Si è recata all'ospedale di Sora per partorire ma ha trovato chiuso. È l'assurda vicenda che ha riguardato una donna di Sora che, poco prima delle 22 di martedì si è arrivata al pronto soccorso del Santissima Trinità dopo aver rotto le acque. Al nosocomio, tuttavia, pare non ci fossero ginecologi in grado di assistere la paziente con la donna che è stata accolta da un chirurgo che, tuttavia, ha consigliato alla gestante di recarsi all'ospedale Fabrizio Spaziani di Frosinone dove la donna è riuscita, senza particolari problemi, a dare alla luce il suo terzo figlio.

A Sora quindi l'emergenza è reale e a nulla è servito il reintegro formale di due medici sottoscritto poco meno di 48 ore fa dalla direzione della Asl nella mattinata di lunedi. Il reparto di ginecologia e ostetricia è, a tutti gli effetti, chiuso e le gestanti vengono dirottate, quello di martedì non sarebbe il primo caso, negli ospedali di Cassino e Frosinone. Gli unici parti permessi restano quelli d'urgenza ossia quei casi in cui le gestanti dovessero arrivare al pronto soccorso con il parto già aperto ovvero con il nascituro in procinto di venire al mondo. In quel caso i medici sarebbero obbligati, anche in assenza del ginecologo di turno, ad assistere la paziente.

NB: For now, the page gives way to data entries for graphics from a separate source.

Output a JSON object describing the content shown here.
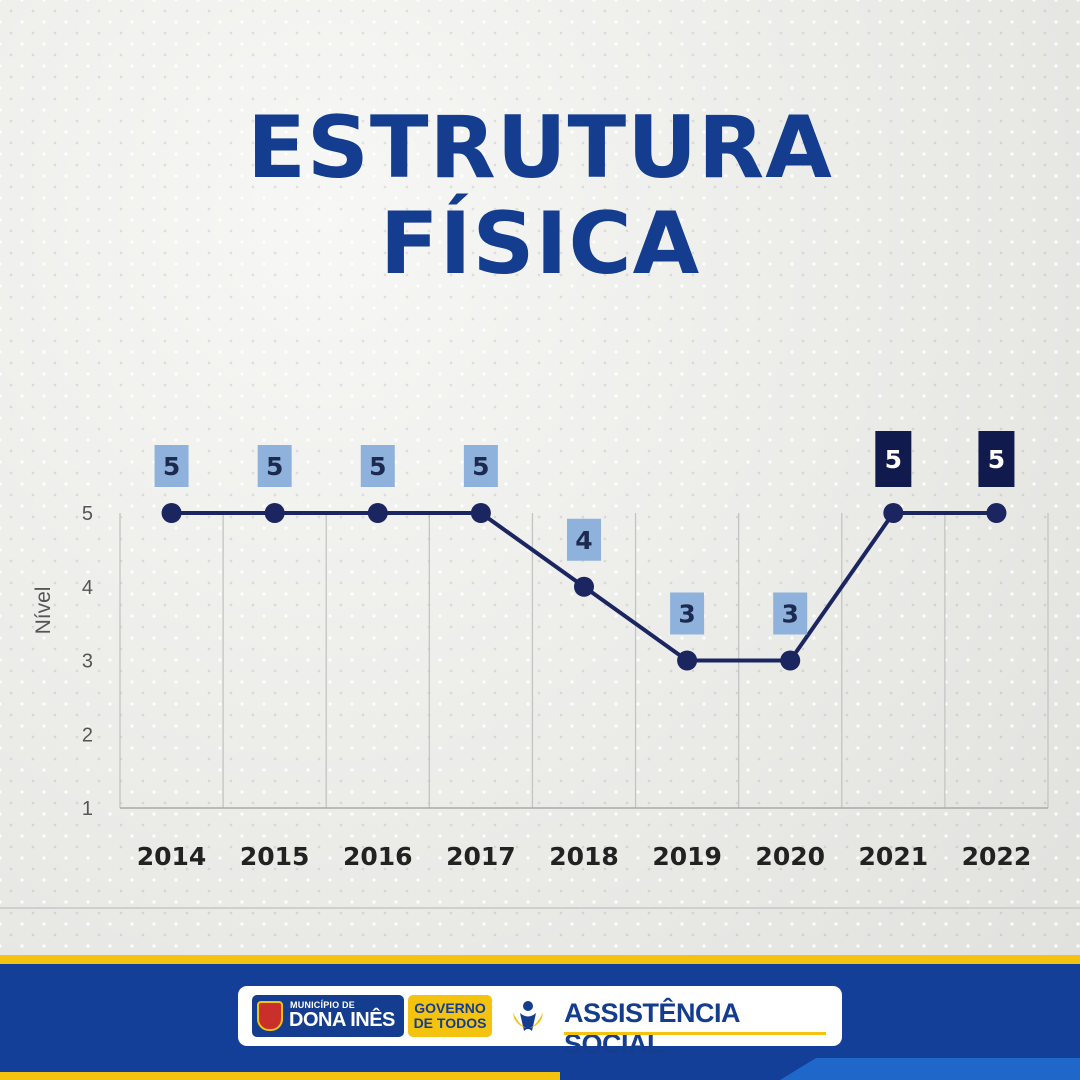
{
  "title": {
    "line1": "ESTRUTURA",
    "line2": "FÍSICA"
  },
  "chart_data": {
    "type": "line",
    "x": [
      "2014",
      "2015",
      "2016",
      "2017",
      "2018",
      "2019",
      "2020",
      "2021",
      "2022"
    ],
    "series": [
      {
        "values": [
          5,
          5,
          5,
          5,
          4,
          3,
          3,
          5,
          5
        ]
      }
    ],
    "data_labels": [
      "5",
      "5",
      "5",
      "5",
      "4",
      "3",
      "3",
      "5",
      "5"
    ],
    "ylabel": "Nível",
    "yticks": [
      "1",
      "2",
      "3",
      "4",
      "5"
    ],
    "ylim": [
      1,
      5
    ],
    "grid": "vertical",
    "colors": {
      "line": "#1b2560",
      "label_light": "#8fb2dc",
      "label_dark": "#101a4d",
      "label_text_on_light": "#1d2a50",
      "label_text_on_dark": "#ffffff"
    },
    "dark_label_years": [
      "2021",
      "2022"
    ]
  },
  "footer": {
    "municipality_small": "MUNICÍPIO DE",
    "municipality_name": "DONA INÊS",
    "gov_line1": "GOVERNO",
    "gov_line2": "DE TODOS",
    "department": "ASSISTÊNCIA SOCIAL",
    "crest_icon": "municipal-crest-icon",
    "department_icon": "assistencia-social-icon"
  }
}
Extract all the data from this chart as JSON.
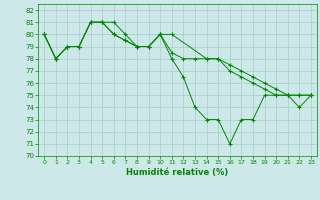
{
  "title": "",
  "xlabel": "Humidité relative (%)",
  "ylabel": "",
  "bg_color": "#cce8e8",
  "grid_color": "#aacccc",
  "line_color": "#008800",
  "xlim": [
    -0.5,
    23.5
  ],
  "ylim": [
    70,
    82.5
  ],
  "yticks": [
    70,
    71,
    72,
    73,
    74,
    75,
    76,
    77,
    78,
    79,
    80,
    81,
    82
  ],
  "xticks": [
    0,
    1,
    2,
    3,
    4,
    5,
    6,
    7,
    8,
    9,
    10,
    11,
    12,
    13,
    14,
    15,
    16,
    17,
    18,
    19,
    20,
    21,
    22,
    23
  ],
  "series": [
    {
      "x": [
        0,
        1,
        2,
        3,
        4,
        5,
        6,
        7,
        8,
        9,
        10,
        11,
        12,
        13,
        14,
        15,
        16,
        17,
        18,
        19,
        20,
        21,
        22,
        23
      ],
      "y": [
        80,
        78,
        79,
        79,
        81,
        81,
        81,
        80,
        79,
        79,
        80,
        78,
        76.5,
        74,
        73,
        73,
        71,
        73,
        73,
        75,
        75,
        75,
        74,
        75
      ]
    },
    {
      "x": [
        0,
        1,
        2,
        3,
        4,
        5,
        6,
        7,
        8,
        9,
        10,
        11,
        12,
        13,
        14,
        15,
        16,
        17,
        18,
        19,
        20,
        21,
        22,
        23
      ],
      "y": [
        80,
        78,
        79,
        79,
        81,
        81,
        80,
        79.5,
        79,
        79,
        80,
        78.5,
        78,
        78,
        78,
        78,
        77,
        76.5,
        76,
        75.5,
        75,
        75,
        75,
        75
      ]
    },
    {
      "x": [
        0,
        1,
        2,
        3,
        4,
        5,
        6,
        7,
        8,
        9,
        10,
        11,
        14,
        15,
        16,
        17,
        18,
        19,
        20,
        21,
        22,
        23
      ],
      "y": [
        80,
        78,
        79,
        79,
        81,
        81,
        80,
        79.5,
        79,
        79,
        80,
        80,
        78,
        78,
        77.5,
        77,
        76.5,
        76,
        75.5,
        75,
        75,
        75
      ]
    }
  ]
}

A poco quindi è servito il tavolo tecnico tenuto ieri mattina presso la Asl di Frosinone tra i vertici dell'azienda e i primari di Sora e del capoluogo. Per molti il SS. Trinità sta vivendo una lenta agonia. «Vogliamo i servizi che meritiamo e medici 24 su 24 per far nascere i nostri figli» - indignati parlano i futuri genitori. Preoccupazioni, referti di future mamme pubblicate in rete dopo essere state prima al pronto soccorso di Sora e poi, visto il blocco dei ricoveri, dirottate a Frosinone, aspri commenti sui social che puntano il dito su scelte politiche datate volte al declino del nosocomio sorano: questa la situazione di queste ultime ore.

A seguire i vari passaggi c'è un sindaco, Roberto De Donatis, che oltre ad aver sollecitato la formulazione di un documento di reintegro immediato dei due medici rimasti, purtroppo solo su carta, in forza al reparto di ginecologia ed ostetricia firmato dalla direzione della Asl nella mattinata di lunedi, è pronto a ricordare di aver votato contro un atto aziendale, proprio in ragione di essere con l'intera comunità il garante della difesa del S.S. Trinità. «Occorre che il Sindaco della Città di Sora chiami a rispondere di questo stato di cose, il presidente Zingaretti e l'assessore alla Sanità convocandoli in un consiglio comunale specifico. Le sorti dell'Ospedale di Sora ormai sono diventate materia di esercizio di pubblico delirio e vaporose proclamazioni di un malessere che travalica ogni forma di compunta decenza. La consapevolezza della progressiva perdita di funzionalità, preludio ad una definitiva chiusura del nosocomio nostrano, è ormai un "patrimonio" pubblico.» dichiara Paolo Ceccano di Sinistra Unita Sora.